The data extraction sheet contains questions and categories that are related to the methodological quality appraisal of the patient preference elicitation. These parameters are based among others on different ISPOR task forces (ISPOR MCDA Emerging Good Practices [48, 74], ISPOR Conjoint Analysis Good Research Practices [75], ISPOR Good Research Practices for Conjoint Analysis [76], and ISPOR Conjoint Analysis Experimental Design Good Research Practices [77]) and other materials or checklists discussing the quality of preference elicitation methods [54, 61, 78, 79] completed in addition by own quality criteria, especially for AHP. The quality appraisal includes furthermore the assessment of the appropriateness of the chosen method for the specific research question and the subsequently derived criteria or attributes for the implemented preference elicitation.
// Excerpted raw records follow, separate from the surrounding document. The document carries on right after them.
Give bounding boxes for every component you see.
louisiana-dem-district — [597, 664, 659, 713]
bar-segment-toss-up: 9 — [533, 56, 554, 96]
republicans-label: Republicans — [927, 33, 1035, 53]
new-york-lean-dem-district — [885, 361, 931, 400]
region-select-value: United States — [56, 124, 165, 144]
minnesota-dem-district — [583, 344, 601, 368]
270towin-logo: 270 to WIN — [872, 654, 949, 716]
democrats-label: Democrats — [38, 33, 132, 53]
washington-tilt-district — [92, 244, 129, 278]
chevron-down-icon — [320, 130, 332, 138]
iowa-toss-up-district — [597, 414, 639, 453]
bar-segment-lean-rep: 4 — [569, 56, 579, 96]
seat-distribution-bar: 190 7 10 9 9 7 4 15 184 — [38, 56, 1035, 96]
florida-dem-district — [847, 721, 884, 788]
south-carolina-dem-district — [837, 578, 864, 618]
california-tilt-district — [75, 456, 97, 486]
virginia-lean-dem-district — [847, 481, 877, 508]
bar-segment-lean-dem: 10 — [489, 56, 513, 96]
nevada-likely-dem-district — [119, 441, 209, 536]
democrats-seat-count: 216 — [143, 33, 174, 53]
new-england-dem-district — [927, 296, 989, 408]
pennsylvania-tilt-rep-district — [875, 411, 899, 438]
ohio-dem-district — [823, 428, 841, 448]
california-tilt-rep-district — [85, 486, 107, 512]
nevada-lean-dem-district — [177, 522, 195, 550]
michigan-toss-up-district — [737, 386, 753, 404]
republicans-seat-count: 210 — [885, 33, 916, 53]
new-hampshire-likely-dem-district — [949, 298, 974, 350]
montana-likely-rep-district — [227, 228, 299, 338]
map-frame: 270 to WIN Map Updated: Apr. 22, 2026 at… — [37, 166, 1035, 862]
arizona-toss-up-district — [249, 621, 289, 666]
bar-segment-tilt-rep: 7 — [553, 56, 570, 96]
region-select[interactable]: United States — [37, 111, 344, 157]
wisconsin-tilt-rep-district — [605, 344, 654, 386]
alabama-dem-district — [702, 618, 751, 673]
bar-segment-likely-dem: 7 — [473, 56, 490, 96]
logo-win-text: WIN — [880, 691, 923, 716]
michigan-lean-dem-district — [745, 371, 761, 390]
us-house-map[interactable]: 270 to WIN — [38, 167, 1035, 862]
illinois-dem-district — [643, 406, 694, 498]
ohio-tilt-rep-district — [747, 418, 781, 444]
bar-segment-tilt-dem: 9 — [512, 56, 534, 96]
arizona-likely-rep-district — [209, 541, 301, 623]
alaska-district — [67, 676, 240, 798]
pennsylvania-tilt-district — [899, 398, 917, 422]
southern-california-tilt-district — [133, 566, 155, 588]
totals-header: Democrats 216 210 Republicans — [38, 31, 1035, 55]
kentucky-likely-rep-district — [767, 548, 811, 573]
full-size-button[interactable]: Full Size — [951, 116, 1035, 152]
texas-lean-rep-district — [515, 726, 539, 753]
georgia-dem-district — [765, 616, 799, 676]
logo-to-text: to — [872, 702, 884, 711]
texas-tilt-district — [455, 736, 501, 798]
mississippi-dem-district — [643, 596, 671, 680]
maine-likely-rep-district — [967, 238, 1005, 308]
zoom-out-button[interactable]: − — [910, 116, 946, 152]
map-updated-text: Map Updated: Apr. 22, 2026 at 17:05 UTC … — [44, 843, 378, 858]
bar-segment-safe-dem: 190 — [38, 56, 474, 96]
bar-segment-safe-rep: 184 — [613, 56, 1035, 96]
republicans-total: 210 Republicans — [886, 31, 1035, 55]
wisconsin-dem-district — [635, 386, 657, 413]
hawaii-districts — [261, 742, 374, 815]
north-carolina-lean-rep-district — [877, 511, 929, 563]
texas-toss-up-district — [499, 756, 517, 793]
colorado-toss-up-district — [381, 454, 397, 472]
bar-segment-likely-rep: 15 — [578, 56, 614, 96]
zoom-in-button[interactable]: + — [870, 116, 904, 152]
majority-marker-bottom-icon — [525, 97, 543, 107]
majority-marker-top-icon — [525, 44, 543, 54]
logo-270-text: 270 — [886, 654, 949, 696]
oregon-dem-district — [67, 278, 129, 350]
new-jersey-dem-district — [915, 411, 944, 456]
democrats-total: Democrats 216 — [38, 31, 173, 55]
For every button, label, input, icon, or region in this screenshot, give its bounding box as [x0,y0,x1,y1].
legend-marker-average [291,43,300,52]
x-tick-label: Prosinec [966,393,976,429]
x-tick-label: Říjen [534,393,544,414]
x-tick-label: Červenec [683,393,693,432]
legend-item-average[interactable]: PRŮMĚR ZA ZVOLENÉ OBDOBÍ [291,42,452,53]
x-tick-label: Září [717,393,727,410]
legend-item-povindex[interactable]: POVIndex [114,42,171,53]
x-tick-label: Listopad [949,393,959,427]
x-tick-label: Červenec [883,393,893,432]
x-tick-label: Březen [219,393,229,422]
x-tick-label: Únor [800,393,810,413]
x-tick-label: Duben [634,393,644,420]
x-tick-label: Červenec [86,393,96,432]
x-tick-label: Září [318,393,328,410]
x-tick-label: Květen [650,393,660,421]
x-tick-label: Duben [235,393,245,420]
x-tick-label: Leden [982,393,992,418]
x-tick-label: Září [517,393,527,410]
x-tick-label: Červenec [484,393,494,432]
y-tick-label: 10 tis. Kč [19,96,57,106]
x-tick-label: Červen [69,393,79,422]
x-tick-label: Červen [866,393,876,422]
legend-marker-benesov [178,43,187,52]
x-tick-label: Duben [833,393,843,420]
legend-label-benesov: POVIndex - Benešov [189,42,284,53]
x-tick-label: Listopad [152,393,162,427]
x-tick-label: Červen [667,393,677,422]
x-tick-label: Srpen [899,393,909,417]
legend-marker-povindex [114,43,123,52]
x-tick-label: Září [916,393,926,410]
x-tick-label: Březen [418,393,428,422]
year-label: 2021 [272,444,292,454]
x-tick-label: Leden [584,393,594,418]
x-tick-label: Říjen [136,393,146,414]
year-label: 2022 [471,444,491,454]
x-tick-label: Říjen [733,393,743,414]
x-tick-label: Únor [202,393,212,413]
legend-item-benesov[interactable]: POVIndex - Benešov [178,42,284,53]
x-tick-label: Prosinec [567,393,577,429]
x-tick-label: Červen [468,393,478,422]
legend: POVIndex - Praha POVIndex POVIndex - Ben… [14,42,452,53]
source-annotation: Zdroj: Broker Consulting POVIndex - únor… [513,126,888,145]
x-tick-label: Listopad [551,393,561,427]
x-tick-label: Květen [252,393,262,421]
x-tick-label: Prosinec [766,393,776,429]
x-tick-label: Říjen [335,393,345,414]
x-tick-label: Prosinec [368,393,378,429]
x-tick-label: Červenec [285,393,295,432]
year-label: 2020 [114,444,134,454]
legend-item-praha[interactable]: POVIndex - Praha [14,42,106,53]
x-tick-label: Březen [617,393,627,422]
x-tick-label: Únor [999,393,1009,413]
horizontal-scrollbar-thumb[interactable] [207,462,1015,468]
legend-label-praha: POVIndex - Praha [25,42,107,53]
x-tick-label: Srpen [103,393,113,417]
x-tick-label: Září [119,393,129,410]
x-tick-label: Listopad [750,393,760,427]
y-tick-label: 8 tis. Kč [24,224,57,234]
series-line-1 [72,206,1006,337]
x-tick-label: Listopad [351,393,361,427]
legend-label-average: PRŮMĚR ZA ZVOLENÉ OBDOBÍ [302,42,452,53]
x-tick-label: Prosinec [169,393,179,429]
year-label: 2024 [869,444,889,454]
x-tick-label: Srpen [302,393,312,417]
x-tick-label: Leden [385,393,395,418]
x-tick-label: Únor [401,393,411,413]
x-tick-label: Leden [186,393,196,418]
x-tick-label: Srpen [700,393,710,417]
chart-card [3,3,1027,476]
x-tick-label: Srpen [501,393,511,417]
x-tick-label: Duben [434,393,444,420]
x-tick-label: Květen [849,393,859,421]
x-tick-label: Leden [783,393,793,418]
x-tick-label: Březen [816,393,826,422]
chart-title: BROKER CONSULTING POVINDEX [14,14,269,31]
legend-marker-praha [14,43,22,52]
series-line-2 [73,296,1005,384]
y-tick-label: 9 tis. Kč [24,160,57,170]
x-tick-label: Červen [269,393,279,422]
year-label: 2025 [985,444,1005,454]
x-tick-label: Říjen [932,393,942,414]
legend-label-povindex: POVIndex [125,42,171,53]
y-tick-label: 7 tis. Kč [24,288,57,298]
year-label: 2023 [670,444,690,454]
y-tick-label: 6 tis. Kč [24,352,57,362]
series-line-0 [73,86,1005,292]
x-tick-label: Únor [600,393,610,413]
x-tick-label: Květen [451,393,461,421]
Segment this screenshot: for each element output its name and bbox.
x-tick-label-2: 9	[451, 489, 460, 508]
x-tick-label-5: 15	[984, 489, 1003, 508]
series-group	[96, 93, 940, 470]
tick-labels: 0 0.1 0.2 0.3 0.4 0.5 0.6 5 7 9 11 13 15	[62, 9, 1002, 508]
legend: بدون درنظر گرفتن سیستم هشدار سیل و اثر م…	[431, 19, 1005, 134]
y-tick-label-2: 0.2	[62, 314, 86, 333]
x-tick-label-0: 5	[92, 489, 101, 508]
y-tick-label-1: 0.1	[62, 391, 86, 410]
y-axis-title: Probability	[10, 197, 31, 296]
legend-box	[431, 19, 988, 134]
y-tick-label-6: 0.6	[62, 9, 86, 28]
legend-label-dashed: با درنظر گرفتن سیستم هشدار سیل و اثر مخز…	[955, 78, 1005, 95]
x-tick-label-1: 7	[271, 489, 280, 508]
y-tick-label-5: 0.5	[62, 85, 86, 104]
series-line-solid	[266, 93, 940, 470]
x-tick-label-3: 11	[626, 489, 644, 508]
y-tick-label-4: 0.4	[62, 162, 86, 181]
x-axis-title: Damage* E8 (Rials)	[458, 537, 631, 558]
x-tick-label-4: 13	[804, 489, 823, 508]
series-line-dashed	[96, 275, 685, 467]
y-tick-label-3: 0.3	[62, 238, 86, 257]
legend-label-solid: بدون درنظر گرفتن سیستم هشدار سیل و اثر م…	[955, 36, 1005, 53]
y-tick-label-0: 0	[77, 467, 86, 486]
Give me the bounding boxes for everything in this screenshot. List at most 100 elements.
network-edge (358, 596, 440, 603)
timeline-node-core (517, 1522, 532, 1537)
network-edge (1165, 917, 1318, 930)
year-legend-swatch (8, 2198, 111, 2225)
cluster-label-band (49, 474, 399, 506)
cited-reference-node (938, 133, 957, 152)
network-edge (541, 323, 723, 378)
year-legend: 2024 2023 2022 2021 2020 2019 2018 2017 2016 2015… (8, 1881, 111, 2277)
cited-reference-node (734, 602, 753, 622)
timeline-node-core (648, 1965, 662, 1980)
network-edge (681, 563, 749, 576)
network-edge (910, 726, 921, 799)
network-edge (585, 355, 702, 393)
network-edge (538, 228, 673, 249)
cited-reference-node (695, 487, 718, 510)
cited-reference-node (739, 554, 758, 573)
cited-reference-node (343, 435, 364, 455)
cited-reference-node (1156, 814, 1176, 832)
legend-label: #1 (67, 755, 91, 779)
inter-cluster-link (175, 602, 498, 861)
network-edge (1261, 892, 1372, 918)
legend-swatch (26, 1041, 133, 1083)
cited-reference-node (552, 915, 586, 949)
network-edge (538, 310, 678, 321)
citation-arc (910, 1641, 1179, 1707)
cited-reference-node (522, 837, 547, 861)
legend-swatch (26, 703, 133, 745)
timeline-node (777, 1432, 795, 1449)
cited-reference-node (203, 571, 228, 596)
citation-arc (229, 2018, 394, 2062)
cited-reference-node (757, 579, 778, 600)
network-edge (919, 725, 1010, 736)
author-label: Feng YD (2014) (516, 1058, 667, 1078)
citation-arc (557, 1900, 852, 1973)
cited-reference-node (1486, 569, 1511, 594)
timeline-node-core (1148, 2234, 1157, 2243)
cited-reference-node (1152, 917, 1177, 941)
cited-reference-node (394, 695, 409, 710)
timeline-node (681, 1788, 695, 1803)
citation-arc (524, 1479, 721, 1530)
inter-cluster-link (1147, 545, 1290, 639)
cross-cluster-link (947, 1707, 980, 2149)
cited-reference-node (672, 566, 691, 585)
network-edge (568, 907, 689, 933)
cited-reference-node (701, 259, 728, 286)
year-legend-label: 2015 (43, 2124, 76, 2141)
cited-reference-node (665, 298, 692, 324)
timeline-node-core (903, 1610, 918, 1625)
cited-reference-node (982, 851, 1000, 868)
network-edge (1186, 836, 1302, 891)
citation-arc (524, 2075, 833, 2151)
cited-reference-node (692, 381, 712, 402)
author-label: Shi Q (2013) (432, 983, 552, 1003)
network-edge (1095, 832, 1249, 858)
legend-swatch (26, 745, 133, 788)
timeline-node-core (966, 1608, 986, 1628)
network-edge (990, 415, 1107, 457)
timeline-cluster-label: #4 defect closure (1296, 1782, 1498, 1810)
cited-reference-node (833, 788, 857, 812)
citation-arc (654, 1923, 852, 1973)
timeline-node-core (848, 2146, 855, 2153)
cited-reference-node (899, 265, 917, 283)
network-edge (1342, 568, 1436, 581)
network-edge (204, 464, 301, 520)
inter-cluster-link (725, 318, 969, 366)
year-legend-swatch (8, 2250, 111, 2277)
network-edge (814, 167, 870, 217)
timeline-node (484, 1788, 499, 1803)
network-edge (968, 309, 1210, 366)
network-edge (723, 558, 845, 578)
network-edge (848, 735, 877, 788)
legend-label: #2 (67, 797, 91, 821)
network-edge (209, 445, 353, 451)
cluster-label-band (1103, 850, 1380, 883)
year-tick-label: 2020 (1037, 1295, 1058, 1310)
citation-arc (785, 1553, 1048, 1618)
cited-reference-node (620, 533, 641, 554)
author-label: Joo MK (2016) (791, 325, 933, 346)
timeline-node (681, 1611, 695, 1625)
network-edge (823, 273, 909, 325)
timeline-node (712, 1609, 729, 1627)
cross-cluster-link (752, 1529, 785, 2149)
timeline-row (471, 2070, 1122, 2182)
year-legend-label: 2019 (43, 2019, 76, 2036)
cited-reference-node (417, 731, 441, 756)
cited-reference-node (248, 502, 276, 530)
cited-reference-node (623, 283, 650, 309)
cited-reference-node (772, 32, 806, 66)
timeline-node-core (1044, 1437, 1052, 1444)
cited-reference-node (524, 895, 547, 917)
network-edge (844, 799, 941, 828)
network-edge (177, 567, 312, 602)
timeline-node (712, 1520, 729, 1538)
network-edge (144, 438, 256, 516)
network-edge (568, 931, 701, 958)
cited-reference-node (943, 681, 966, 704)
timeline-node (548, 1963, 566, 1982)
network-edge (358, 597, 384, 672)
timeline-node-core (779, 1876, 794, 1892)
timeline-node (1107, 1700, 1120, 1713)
Additionally, it will be checked if preference elicitations are accompanied by qualitative research since validity and reliability of preference estimators are despite methodological elicitation appropriateness still at stake. If information is not provided, we will assign “not applicable,” “not reported,” or “not enough information” to the corresponding questions.

Data synthesis

Since patient preference elicitation methods are different and the preference measures are largely diverse, we will concise results in a narrative descriptive analysis summarizing them according to the implemented approaches and contrasting the rankings of comparable attributes or criteria. The latter will be done by clustering respective attributes or criteria according to their type and subsequently by comparing the order and the weights of the ranked attribute or criteria clusters.

Discussion

This protocol describes objectives, methods, and steps of an upcoming systematic review that will include studies on the quantification of patient preferences for LSI in diabetes prevention. To the best of our knowledge, this contribution to the scientific community is novel since no publications are specially targeting the elicitation of patient preferences for lifestyle interventions in diabetes prevention systematically. The objectives are to identify studies eliciting patient preferences for lifestyle intervention programs for diabetes prevention, appraise their methodological quality and their reporting, and finally summarize findings to provide an overview of the current practice in this field.